Arthur was telling how in 1888, Reynaud patented his animated Optical Theatre and frustrated at being overtaken by the cinema, pitched it into the Seine, a story shown over scenes of Edison’s Black Maria studio


“Autumn, 1888, Edison has a good working cine camera using the Maltese cross for the intermittent movement. Fred Ott sneezes for the first time on film… ..The Black Maria film studio is built, “revolving on wheels to meet the sun at all hours”.

Harry Hooten posters with film makers, Faraday Street Carlton.

From left, Arthur, Corinne Cantrill, Peter Tammer, (small boy Nigel’s or Peter’s Luke?) Nigel Buesst, and ?


Spending time with Arthur and Corinne meant you also spent time with Ivor whose autistic magic light obsessions seemed to fit right in with us as filmmakers. Here Ivor is trying to cover the lamp with a red cloth that Arthur used when darkroom printing black and white photos. Arthur’s using the multi gang synchronizer and is incredibly patient as the light changes wildly. (Ivor is now an accomplished naive painter and still lives his parents.) Super8 twin screen homage to the time.

One of my re-told Ivor stories is him stepping up close to my face and saying loudly (always loudly) “Who’s this? Is she your new girlfriend? What happened to your old one, the girl with the red hair, I used to like her”.

From Stephen Jones

Arthur Cantril, photo by Fred Harden
“Video Selfportrait, is described as “A [6-min] videographic film exploiting the phosphor textures on the cathode screen. Video images are filmed, filter-coloured and supered in the camera.”[i] It was made by Arthur Cantrill in collaboration with Fred Harden who used a portable Akai video-recorder, displaying its output on a TV monitor. It is filmed off the monitor with a live video image coloured by filters in the film camera.

“Superimpositions were also added in the film camera, the speed of which was varied during filming. The film begins with a pulsating, surging pattern of red phosphor-texture which is interrupted by an intensely cold blue/white rising image. The face of the filmmaker is superimposed and goes through a series of colour and texture transformations [and off channel TV noise] until the pulsing electronic patterns obliterate the face, giving way to convoluting superimposed spiral forms produced by feedback.”[ii]
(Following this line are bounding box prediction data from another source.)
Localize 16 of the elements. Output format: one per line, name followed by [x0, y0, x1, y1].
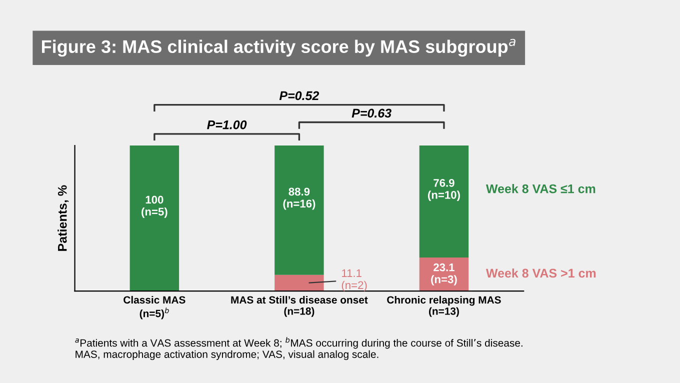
series-label: Week 8 VAS ≤1 cm	[486, 184, 596, 194]
data-label: 88.9 (n=16)	[283, 188, 316, 210]
text: P=1.00	[207, 120, 247, 130]
x-tick-label: Chronic relapsing MAS (n=13)	[387, 296, 501, 317]
y-axis-title: Patients, %	[58, 185, 69, 251]
data-label: 11.1 (n=2)	[342, 269, 367, 292]
text: P=0.52	[279, 91, 320, 100]
text: P=0.63	[352, 108, 392, 118]
data-label: 100 (n=5)	[142, 196, 168, 218]
x-tick-label: MAS at Still’s disease onset (n=18)	[231, 296, 368, 317]
text: $^{a}$Patients with a VAS assessment at Week 8; $^{b}$MAS occurring during the course of Still’s disease. MAS, macrophage activation syndrome; VAS, visual analog scale.	[75, 337, 522, 360]
x-tick-label: Classic MAS (n=5)$^{b}$	[124, 296, 186, 320]
data-label: 23.1 (n=3)	[431, 263, 457, 286]
series-label: Week 8 VAS >1 cm	[486, 268, 596, 278]
data-label: 76.9 (n=10)	[428, 178, 460, 202]
chart-title: Figure 3: MAS clinical activity score by MAS subgroup$^{a}$	[42, 38, 516, 57]
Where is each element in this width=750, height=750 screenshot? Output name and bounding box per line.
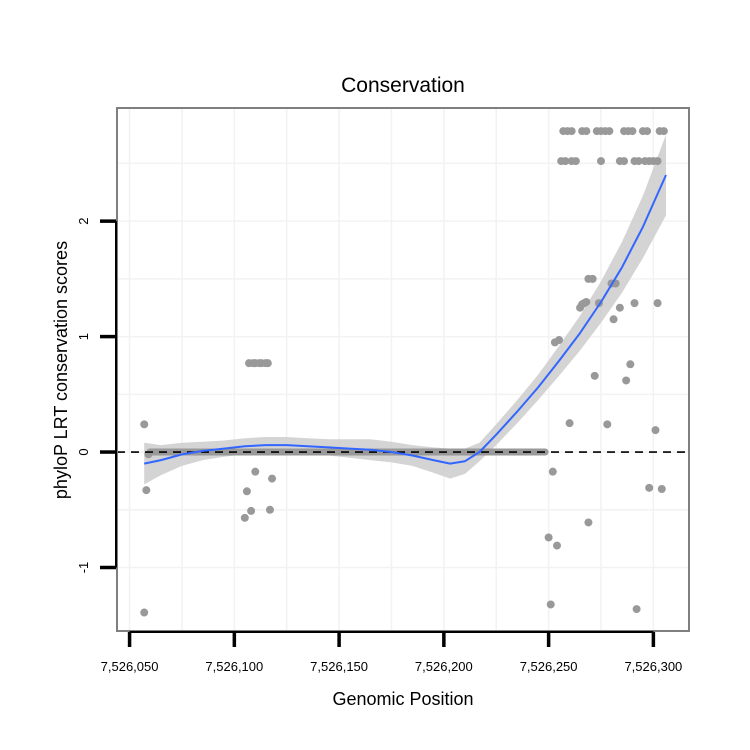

Cantrill and Harden were experimenting with distorting forms and textures of image by unorthodox wiring (e.g. connecting the R.F. converter on the monitor to the frame of the video recorder.) As Harden, who was working in an Advertising agency in Melbourne and with access to broadcast quality and commercial tools, comments

“By discovering these exciting images, we’re being truer to the basic medium, instead of trying to reproduce a perfect photographic likeness. By exploring these techniques I’d like to go in an abstract direction: I’d like to get to a stage when I could synthesize colours, just put them down, feed a tone into it, break up the patterns. I’d like to use it in a purely electronic way, equivalent to electronic music: lights and colour and patterns.”[iii]

Interestingly, Harden is proposing something like a video synthesiser which was, at that time, only just beginning to appear in the U.S. with Eric Siegel’s Colorizer[iv] or Nam June Paik’s Paik-Abe Video Synthesizer[v] and the commercially available but still wildly experimental Rutt-Etra synthesiser (at AAV Melbourne –).”


[i]     BFI Film and TV Database:

[ii]  “The Video Revolution”, Cantrill’s Filmnotes – no.4, July, 1971, n.p.

[iii]  “The Video Revolution”, Cantrill’s Filmnotes – no.4, July, 1971, n.p.

[iv]   See Eric Siegel’s vsynths < > retrieved 11/01/2017

[v]    See Paik-Abe Video Synthesizer < > retrieved 11/01/2017.